El número de arterias coronarias enfermas, independientemente de la severidad, se ha relacionado con peores resultados a largo plazo13. Otros factores de mal pronóstico son: edad, tabaquismo, diabetes, hipertensión arterial, fracción de eyección ventricular izquierda reducida y presencia de enfermedad pulmonar obstructiva crónica, de manera similar a lo que ocurre en pacientes con EC43,44. Las mujeres tienen mayor incidencia de eventos cardiovasculares adversos en el seguimiento45.
Conclusiones
El MINOCA requiere una elaboración diagnóstica con un amplio abanico de etiologías a sospechar de acuerdo con el contexto clínico.
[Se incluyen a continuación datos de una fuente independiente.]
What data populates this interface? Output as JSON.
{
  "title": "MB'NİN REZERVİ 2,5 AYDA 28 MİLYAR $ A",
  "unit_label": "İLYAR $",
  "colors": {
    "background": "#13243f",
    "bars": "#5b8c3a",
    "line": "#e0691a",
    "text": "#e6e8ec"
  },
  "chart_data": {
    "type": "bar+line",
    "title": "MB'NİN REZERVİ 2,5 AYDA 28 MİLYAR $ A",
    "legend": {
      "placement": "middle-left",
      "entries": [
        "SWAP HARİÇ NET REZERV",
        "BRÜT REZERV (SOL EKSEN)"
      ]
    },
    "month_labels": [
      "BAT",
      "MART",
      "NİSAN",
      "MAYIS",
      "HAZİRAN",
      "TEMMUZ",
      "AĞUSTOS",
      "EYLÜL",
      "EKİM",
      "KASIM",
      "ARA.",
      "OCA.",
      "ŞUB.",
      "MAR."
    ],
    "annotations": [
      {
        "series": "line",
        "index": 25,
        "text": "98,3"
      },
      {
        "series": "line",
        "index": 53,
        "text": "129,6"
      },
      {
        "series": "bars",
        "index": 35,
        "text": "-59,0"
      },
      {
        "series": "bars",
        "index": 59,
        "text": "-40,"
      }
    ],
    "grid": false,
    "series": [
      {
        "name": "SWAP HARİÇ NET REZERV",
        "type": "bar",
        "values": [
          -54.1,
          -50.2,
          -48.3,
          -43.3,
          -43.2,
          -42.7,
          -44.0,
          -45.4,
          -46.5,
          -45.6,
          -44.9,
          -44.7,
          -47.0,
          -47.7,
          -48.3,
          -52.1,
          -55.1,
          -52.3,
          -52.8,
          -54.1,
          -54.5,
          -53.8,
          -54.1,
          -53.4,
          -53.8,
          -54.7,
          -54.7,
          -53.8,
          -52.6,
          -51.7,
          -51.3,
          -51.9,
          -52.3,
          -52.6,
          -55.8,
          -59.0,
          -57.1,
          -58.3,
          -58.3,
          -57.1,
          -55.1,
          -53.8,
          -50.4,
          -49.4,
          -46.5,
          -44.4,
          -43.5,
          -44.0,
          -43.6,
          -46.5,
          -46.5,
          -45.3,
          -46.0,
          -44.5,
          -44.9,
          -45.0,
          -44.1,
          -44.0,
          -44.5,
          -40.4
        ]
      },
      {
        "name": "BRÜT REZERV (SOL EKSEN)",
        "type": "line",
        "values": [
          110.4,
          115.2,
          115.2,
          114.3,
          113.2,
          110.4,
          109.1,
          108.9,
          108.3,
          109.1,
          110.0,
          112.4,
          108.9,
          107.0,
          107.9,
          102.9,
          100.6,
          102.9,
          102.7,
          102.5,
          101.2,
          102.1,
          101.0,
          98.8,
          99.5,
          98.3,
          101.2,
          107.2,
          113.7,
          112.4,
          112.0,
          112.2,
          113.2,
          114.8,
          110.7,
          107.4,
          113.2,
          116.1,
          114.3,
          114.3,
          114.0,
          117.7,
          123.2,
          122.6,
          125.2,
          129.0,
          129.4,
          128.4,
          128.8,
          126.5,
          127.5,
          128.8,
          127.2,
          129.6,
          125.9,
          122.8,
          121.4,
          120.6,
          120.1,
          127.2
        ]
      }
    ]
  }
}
Esto posibilita la aproximación a patologías con diferente valor pronóstico que se benefician de tratamientos específicos no incluidos en las recomendaciones para los IAM de acuerdo con la práctica clínica actual.
Perspectivas
La terminología que engloba al MINOCA es motivo de discusión, de manera que hay investigadores que lo incluyen dentro de un grupo más abarcativo denominado Síndromes Coronarios Agudos en pacientes con Arterias Coronarias Angiográficamente Normales o Casi Normales (ACS-NNOCA), integrando además a los pacientes que se presentan con angina inestable14,19. A pesar de los acuerdos, referidos fundamentalmente al uso de la ventriculografía izquierda, imagen intracoronaria, ecocardiografía y RMC, permanecen sin respuesta interrogantes importantes, como la pertinencia y oportunidad de pruebas de vasorreactividad coronaria14,31. En nuestro medio, donde los recursos diagnósticos son limitados, muchas veces no se logra conocer la etiología involucrada, permaneciendo estos pacientes dentro de la categoría de causa incierta. La cardiología ha avanzado enormemente en el tratamiento de la EC, pero este grupo de pacientes sin lesiones coronarias obstructivas ha sido rezagado durante años al creer que su pronóstico no llegaría a ser fatal o que eran consecuencia de troponinas falsamente positivas9. En Latinoamérica, no existe información publicada sobre la evolución de este grupo de pacientes y si son sometidos al procedimiento diagnóstico recomendado. Parecería, por lo tanto, importante aunar esfuerzos y diseñar un registro nacional con el objetivo de progresar en el abordaje integral del IAM.